Every family has their own holiday traditions, and one that my Mother and I have is going to see Kevin Kling’s show “Tales from the Charred Underbelly of the Yule Log.” I was probably about 14 or 15 when I saw “Yule Log” for the first time. I haven’t seen it every year since then, but pretty close, so I’ve probably seen it at least 10 times. I still laugh my head off at all the jokes, even though I know the punch lines. I still laughed in all the same places when we saw the show last night. Kevin Kling is one of Minnesota’s treasures; he’s a storyteller and actor who can often be heard on NPR’s “All Things Considered.” “Tales from the Charred Underbelly of the Yule Log” is his annual Christmas show, with stories about the holiday season. The show has changed over the years, as Kling adds some new parts and removes others, but the main part of it is his retelling of a Christmas morning from his childhood spent at his grandparent’s house in Missouri. “I was never further from fear than when I was sitting in the way back of my parent’s Chevrolet Impala station wagon, surrounded by presents, heading from Minnesota to Missouri.” Kling then tells us of his family’s quirks, like his Uncle Dale, “Who is a preacher in real life. When I told him I was going to become an actor he said, ‘Well Kev, you know the homosexuals are going to hell right after the Catholics.’ He had this list of who was going to hell, like he found it in God’s dumpster, and he was always letting you know where you were on the list.”
There is something magical about Kling’s storytelling.
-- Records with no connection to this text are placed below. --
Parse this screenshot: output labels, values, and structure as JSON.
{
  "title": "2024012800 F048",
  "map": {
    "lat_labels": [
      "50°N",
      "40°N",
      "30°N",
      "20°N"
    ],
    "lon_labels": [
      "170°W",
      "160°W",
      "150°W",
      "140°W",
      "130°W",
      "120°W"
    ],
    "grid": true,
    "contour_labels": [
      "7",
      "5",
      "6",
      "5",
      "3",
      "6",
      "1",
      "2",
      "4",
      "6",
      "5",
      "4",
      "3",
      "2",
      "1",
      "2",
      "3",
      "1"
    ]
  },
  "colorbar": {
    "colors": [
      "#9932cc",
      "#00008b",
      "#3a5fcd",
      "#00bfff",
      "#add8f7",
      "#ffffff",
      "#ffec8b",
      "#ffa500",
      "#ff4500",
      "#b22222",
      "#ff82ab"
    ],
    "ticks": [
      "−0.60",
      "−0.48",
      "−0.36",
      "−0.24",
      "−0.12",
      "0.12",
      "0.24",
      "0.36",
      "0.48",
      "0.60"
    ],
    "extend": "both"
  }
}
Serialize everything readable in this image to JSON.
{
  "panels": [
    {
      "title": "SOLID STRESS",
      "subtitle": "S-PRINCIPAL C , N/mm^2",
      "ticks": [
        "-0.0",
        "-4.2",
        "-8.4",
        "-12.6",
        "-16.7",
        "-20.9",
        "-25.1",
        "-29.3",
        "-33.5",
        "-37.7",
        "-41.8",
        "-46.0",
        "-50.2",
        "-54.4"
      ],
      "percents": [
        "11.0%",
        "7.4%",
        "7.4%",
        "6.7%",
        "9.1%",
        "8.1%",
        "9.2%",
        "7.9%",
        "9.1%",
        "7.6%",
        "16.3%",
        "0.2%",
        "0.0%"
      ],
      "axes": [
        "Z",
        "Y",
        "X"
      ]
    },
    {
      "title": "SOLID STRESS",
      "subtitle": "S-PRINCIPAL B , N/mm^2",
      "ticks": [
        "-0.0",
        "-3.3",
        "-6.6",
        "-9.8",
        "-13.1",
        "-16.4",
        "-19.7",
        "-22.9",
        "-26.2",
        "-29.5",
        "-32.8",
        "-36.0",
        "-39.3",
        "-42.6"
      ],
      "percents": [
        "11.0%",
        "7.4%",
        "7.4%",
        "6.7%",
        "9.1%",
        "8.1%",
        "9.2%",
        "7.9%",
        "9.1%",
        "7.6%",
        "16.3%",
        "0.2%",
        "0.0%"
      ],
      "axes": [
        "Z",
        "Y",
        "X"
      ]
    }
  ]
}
He invites you in, paints a picture, and you can see it in your mind. You can see the joy in Kevin’s boyhood eyes as he gets a model plane for Christmas, one that actually flies! But the joy turns to fear as he knows he will have to fly the plane later in the day, in front of everyone, including his Dad, who is a pilot. Kevin is sure that he will crash the plane and embarrass himself. But he’s spared that embarrassment when his Dad takes the remote control for the plane and crashes it on its’ maiden voyage. Kevin is overjoyed that he didn’t crash the plane himself.
There are other stories that make up “Yule Log,” some of them stay and some of them go, but one of the best is the story about Rose, an old woman in her 80’s that Kevin met in the Uptown bar during the holiday season. He sees Rose sitting alone and strikes up a conversation, figuring there must be a story here. He and Rose spend the rest of the afternoon talking. Kevin asks her about her sheep brooch, which has pearls for the sheep’s wool. There’s one pearl missing, in the middle of the brooch. Rose says that when something awful happens to her, she takes out a pearl. Kevin says “Rose, there’s one pearl missing.” Rose responds, “Yes, but look at how many I have left.” That moving moment makes me choke up every time.
The show last night was made even more memorable by the presence of the lovely and talented Simone Perrin, a singer with a beautiful voice with whom Kevin has collaborated several times. Simone sang several songs and was backed by the pianist Dan Chouinard, who told a childhood story of his own, and the virtuoso Peter Ostroushko on the violin and the mandolin. The Brass Messengers band played before the show started, getting everyone in the holiday mood.
Kevin Kling has one of the biggest hearts. He’s full of joie de vivre. He loves the little things in life, the little details that tell the larger story. He has such a terrific eye for the little details, and that’s what makes his stories shine. He’s more than just a funny storyteller; there is a heart to his stories that makes them so memorable. Kling was in a very serious motorcycle accident in 2001, and he almost died. He says that since then he notices the little blessings more in his life. I try to see Kevin Kling perform whenever I can, because I always treasure his wonderful mix of the funny and the profound.
Here are some of my favorite Kevin Kling quotes:
What Kevin describes as the perfect Minnesotan sentence: “I ain’t gonna pay no dollar for a corn muffin that’s half dough.”
“Sometimes my memory doesn’t always bring me what I ordered, but because I’m Minnesotan I figure it’s what I really wanted anyway.” I’ve used this line many times with friends, doing my best to imitate Kevin’s Minnesotan accent, and it always gets a laugh. Not wanting to make a fuss is a key ingredient in the Minnesota state character.
When Kevin was a child, the thing he most wanted for Christmas was a squirrel monkey. “So I pray to God to ask Jesus to tell Santa that I want a squirrel monkey. I feel like I’ve gotten through to the reasonable Jesus.”
“Oh, and I want a good squirrel monkey, not like the neighbor’s, who has ‘no sense of decency,’ according to my Mother.”
“Fear as a child is black and white, it’s not like when you’re an adult and its grey and just is there all the time.”